1、使用root用户，转到hdfs用户，执行删除命令：

# su hdfs
$ cd
$ pwd
/var/lib/hadoop-hdfs
$ hadoop fs -ls /tmp
Found 3 items
drwxrwxrwx - hdfs supergroup 0 2017-09-18 11:32 /tmp/.cloudera_health_monitoring_canary_files
-rw-r--r-- 3 root supergroup 0 2017-09-18 10:55 /tmp/a.txt
drwx--x--x - hbase supergroup 0 2017-08-02 19:05 /tmp/hbase-staging
$ hadoop fs -rm -r /tmp/a.txt
17/09/18 11:33:06 INFO fs.TrashPolicyDefault: Moved: 'hdfs://nameservice1/tmp/a.txt' to trash at: hdfs://nameservice1/user/hdfs/.Trash/Current/tmp/a.txt
$ hadoop fs -ls /tmp
Found 2 items
drwxrwxrwx - hdfs supergroup 0 2017-09-18 11:32 /tmp/.cloudera_health_monitoring_canary_files
drwx--x--x - hbase supergroup 0 2017-08-02 19:05 /tmp/hbase-staging
成功删除/tmp/a.txt文件。

2、在cm管理界面中，查看权限配置情况，dfs.permissions：

Hbase写入变慢的问题排查：
目前配置硬件配置内存32G，：memstore：256M，hbase.hregion.max.filesize：10G （一个region最多管理10G的HFile）
当写入的数据总量超过一定数量（1T）时，写入速度变慢。写入方式rowkey前加hash
推测原因：
对表预建了20个Region,随着数据量膨胀分裂到了160个，
由于写入方式是完全随机写入到各个region中，因为region数量过多，大量时间浪费在等待region释放资源,获取region连接，释放连接。
现在修改hbase.hregion.max.filesize为500G，避免region频繁分裂。使之恢复初始写入速度，修改后进行测试，查看写入慢的问题是否得到解决。

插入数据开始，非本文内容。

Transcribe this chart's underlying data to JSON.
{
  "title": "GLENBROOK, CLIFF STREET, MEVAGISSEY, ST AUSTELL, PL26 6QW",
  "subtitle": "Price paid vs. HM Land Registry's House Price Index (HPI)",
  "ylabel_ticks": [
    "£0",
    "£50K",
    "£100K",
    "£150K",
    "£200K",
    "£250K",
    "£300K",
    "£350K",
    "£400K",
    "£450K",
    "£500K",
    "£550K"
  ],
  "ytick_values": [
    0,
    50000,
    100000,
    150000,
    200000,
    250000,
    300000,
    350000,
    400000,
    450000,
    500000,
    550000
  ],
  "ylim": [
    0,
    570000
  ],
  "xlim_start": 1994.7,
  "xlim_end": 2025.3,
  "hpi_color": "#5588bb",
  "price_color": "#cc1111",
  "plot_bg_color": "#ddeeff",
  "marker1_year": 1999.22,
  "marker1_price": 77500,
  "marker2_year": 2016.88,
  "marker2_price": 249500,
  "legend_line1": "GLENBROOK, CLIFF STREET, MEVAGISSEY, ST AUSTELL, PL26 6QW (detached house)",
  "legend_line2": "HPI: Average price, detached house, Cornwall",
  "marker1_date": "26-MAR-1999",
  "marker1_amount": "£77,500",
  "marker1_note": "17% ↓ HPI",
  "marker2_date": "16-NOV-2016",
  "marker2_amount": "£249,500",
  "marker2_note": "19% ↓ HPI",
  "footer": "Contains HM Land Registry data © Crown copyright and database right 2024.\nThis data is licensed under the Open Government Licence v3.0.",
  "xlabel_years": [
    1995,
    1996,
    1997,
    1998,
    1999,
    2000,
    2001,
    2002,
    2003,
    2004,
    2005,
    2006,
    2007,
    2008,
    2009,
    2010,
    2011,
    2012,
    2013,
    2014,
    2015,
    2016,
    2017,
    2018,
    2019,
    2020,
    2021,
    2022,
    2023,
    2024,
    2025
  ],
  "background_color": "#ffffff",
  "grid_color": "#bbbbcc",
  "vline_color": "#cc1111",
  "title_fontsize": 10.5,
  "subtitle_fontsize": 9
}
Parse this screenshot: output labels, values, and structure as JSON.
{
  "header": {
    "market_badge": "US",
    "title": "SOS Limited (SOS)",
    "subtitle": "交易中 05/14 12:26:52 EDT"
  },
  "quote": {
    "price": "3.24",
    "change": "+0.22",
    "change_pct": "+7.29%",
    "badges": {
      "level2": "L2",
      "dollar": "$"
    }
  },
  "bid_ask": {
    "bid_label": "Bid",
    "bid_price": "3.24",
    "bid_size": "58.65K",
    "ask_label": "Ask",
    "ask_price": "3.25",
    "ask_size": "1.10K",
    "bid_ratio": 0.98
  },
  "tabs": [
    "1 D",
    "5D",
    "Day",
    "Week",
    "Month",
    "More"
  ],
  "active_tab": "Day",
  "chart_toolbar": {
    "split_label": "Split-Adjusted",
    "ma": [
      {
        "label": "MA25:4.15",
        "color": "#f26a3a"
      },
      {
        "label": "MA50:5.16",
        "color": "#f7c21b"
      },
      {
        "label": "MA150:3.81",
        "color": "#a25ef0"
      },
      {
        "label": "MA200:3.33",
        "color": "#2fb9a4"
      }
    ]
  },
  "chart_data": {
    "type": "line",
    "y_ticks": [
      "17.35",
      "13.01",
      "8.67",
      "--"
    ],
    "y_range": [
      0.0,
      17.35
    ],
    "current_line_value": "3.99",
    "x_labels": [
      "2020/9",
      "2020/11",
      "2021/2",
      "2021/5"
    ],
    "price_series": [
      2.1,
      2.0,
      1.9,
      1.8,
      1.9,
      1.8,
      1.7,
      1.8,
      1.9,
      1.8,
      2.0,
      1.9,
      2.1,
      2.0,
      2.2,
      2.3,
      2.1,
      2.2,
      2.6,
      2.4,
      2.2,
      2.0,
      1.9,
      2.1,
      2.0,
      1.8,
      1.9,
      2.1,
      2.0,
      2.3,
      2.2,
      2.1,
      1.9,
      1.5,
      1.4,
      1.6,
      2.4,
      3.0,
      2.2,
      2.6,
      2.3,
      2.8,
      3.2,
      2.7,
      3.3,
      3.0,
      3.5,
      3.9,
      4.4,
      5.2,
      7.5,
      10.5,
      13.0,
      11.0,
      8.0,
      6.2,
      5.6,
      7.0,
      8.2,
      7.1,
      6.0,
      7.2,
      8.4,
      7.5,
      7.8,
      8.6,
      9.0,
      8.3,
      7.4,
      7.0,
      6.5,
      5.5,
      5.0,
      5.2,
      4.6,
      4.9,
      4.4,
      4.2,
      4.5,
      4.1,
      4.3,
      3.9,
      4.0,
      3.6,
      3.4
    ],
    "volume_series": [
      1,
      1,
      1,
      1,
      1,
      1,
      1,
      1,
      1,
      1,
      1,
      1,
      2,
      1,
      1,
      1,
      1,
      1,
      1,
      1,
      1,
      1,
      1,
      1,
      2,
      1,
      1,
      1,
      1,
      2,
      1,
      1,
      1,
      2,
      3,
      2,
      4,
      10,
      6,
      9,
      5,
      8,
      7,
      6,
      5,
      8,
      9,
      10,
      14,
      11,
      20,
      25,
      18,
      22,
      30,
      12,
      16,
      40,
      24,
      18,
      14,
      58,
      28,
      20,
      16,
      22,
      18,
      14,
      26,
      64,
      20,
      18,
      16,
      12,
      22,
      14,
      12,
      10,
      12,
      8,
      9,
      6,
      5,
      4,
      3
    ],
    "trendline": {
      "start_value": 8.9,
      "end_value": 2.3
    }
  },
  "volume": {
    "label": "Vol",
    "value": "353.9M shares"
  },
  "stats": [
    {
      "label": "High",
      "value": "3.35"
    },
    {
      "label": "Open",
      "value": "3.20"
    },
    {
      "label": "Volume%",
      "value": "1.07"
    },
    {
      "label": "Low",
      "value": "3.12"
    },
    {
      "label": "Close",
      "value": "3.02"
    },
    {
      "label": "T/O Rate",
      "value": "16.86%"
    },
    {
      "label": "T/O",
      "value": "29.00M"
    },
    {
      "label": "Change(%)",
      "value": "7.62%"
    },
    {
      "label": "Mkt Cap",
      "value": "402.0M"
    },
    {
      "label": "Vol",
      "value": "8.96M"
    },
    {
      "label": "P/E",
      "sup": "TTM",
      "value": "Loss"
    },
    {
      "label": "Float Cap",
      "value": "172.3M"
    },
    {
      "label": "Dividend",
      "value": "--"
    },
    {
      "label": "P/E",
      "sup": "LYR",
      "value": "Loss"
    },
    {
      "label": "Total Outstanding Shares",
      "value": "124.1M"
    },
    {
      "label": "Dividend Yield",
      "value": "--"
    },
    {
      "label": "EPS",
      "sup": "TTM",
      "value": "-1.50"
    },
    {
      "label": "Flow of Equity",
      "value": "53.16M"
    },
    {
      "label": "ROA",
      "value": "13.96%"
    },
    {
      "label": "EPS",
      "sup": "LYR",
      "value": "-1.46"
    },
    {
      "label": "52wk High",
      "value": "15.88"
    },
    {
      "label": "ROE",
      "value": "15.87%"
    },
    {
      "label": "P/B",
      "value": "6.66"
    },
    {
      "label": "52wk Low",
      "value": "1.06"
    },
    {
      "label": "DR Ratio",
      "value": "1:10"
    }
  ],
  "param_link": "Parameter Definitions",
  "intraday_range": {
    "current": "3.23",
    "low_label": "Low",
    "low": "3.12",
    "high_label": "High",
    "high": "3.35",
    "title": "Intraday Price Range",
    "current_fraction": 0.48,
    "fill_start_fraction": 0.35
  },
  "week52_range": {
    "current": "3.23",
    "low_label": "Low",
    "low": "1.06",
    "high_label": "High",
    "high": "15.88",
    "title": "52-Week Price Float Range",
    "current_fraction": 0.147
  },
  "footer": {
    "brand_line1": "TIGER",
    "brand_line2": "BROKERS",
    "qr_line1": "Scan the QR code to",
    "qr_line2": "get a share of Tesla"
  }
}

查看hbase 某个rs的配置文件，已经修改成了500G：

修改hadoop hdfs存储的副本数：
默认情况下，hadoop存储的副本数为3，如果想节省磁盘空间，可以将副本数调小，hdfs-配置-dfs.replication

cdh常用功能目录，方便日志排查：
cdh安装日志目录：
# pwd
/var/log/cloudera-manager-installer
# ls -lh
total 28K
-rw-r--r-- 1 root root 0 Sep 8 15:04 0.check-selinux.log
-rw-r--r-- 1 root root 105 Sep 8 15:04 1.install-repo-pkg.log
-rw-r--r-- 1 root root 1.5K Sep 8 15:04 2.install-oracle-j2sdk1.7.log
-rw-r--r-- 1 root root 2.0K Sep 8 15:05 3.install-cloudera-manager-server.log
-rw-r--r-- 1 root root 33 Sep 8 15:05 4.check-for-systemd.log
-rw-r--r-- 1 root root 3.0K Sep 8 15:05 5.install-cloudera-manager-server-db-2.log
-rw-r--r-- 1 root root 2.0K Sep 8 15:05 6.start-embedded-db.log
-rw-r--r-- 1 root root 59 Sep 8 15:05 7.start-scm-server.log

cloudera-scm-server-db数据库目录，密码文件：
# pwd
/var/lib/cloudera-scm-server-db/data
# ls -lh
total 88K
drwx------ 10 cloudera-scm cloudera-scm 4.0K Sep 8 15:05 base
-rw------- 1 cloudera-scm cloudera-scm 264 Sep 8 15:05 generated_password.txt
drwx------ 2 cloudera-scm cloudera-scm 4.0K Sep 8 16:55 global
drwx------ 2 cloudera-scm cloudera-scm 4.0K Sep 8 15:05 pg_clog
-rw------- 1 cloudera-scm cloudera-scm 3.7K Sep 8 15:05 pg_hba.conf
-rw------- 1 cloudera-scm cloudera-scm 1.6K Sep 8 15:05 pg_ident.conf
drwx------ 2 cloudera-scm cloudera-scm 4.0K Sep 8 15:05 pg_log
drwx------ 4 cloudera-scm cloudera-scm 4.0K Sep 8 15:05 pg_multixact
drwx------ 2 cloudera-scm cloudera-scm 4.0K Sep 8 16:55 pg_stat_tmp
drwx------ 2 cloudera-scm cloudera-scm 4.0K Sep 8 15:05 pg_subtrans
drwx------ 2 cloudera-scm cloudera-scm 4.0K Sep 8 15:05 pg_tblspc
drwx------ 2 cloudera-scm cloudera-scm 4.0K Sep 8 15:05 pg_twophase
-rw------- 1 cloudera-scm cloudera-scm 4 Sep 8 15:05 PG_VERSION
drwx------ 3 cloudera-scm cloudera-scm 4.0K Sep 8 15:14 pg_xlog
-rw------- 1 cloudera-scm cloudera-scm 17K Sep 8 15:05 postgresql.conf
-rw------- 1 cloudera-scm cloudera-scm 62 Sep 8 15:05 postmaster.opts
-rw-r--r-- 1 cloudera-scm cloudera-scm 24 Sep 8 15:05 scm.db.list
-rw-r--r-- 1 cloudera-scm cloudera-scm 4 Sep 8 15:05 scm.db.list.20170908-150526
# cat generated_password.txt
W8gEj3gZe1

The password above was generated by /usr/share/cmf/bin/initialize_embedded_db.sh (part of the cloudera-manager-server-db package)
and is the password for the user 'cloudera-scm' for the database in the current directory.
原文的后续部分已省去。